A benefit for elite athletes
In the benches of the University of Geneva, the situation is perceived differently. Face-to-face returns are encouraged, but an important device is installed to store courses online. “With the rectorship, we decided not to implement anything. What we have set up for the 2023-2024 school year is that the recording is automatically scheduled so the teacher doesn’t have to worry about it. Finally, we’d like to schedule notes for all major courses. But let’s be very clear: a teacher who does not want to do this can leave the system, “explains Micheline Louis-Courvoisier, vice-rector of the institution, who sees many advantages associated with this alternative. “Students like this model because it is more flexible and very useful, for example, work alongside training for those or elite athletes.”
From the beginning of the academic year, Unige plans that three times as many courses can be watched remotely, live or recorded. But then, isn’t it scary that the corridors of the campus will turn into a desert area? “What worries us is that there is a kind of desocialization. It is then up to us to bring students to the site by making the complex multi-user friendly. Not to forget, there are also seminars where the courses are in smaller groups and require physical participation.

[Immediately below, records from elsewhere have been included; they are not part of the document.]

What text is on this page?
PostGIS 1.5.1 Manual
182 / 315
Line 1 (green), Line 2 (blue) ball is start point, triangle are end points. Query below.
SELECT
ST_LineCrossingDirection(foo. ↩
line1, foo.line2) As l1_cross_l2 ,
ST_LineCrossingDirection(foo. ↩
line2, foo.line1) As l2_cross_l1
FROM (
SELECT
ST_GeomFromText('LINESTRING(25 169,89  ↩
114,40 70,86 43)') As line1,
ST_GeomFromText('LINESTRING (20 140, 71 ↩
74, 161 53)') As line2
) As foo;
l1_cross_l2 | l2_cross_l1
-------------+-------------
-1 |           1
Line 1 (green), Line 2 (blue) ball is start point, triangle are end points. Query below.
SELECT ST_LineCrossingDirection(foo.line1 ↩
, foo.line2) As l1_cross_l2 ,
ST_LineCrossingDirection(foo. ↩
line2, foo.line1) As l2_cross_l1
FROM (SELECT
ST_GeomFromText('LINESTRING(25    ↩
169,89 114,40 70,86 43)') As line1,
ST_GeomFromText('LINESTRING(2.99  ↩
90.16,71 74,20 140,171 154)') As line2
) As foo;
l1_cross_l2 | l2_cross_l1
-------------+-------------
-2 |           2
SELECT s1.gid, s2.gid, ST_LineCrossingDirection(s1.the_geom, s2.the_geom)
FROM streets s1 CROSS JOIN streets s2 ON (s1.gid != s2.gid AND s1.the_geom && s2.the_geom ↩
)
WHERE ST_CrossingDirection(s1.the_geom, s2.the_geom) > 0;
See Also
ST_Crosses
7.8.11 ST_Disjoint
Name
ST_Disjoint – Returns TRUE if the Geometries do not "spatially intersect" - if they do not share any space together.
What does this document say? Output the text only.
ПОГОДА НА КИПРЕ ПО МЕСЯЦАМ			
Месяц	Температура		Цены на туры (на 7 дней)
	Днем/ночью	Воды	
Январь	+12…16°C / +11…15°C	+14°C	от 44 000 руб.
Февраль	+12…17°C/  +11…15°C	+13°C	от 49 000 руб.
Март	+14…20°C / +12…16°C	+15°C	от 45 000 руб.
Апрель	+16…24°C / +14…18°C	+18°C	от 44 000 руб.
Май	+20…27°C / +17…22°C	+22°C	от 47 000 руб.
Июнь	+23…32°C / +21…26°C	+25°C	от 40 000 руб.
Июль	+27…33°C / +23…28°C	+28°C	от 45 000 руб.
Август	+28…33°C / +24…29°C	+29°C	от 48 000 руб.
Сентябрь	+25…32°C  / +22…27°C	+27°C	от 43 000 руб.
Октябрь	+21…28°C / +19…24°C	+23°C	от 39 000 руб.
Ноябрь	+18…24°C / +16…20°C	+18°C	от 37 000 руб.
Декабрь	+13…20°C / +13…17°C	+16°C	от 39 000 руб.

UniNE in Neuchâtel is waiting for students to return to campus. If, as a rule, courses are recorded for later viewing, it will not be possible to follow the course more live and therefore communicate with the rest of the group. “We invite students to return to class. The strength of our university is nearby. We are sure that creating close contacts between students and teachers is a significant added value,” the comments state Nando Luginbühl, Head of Communications.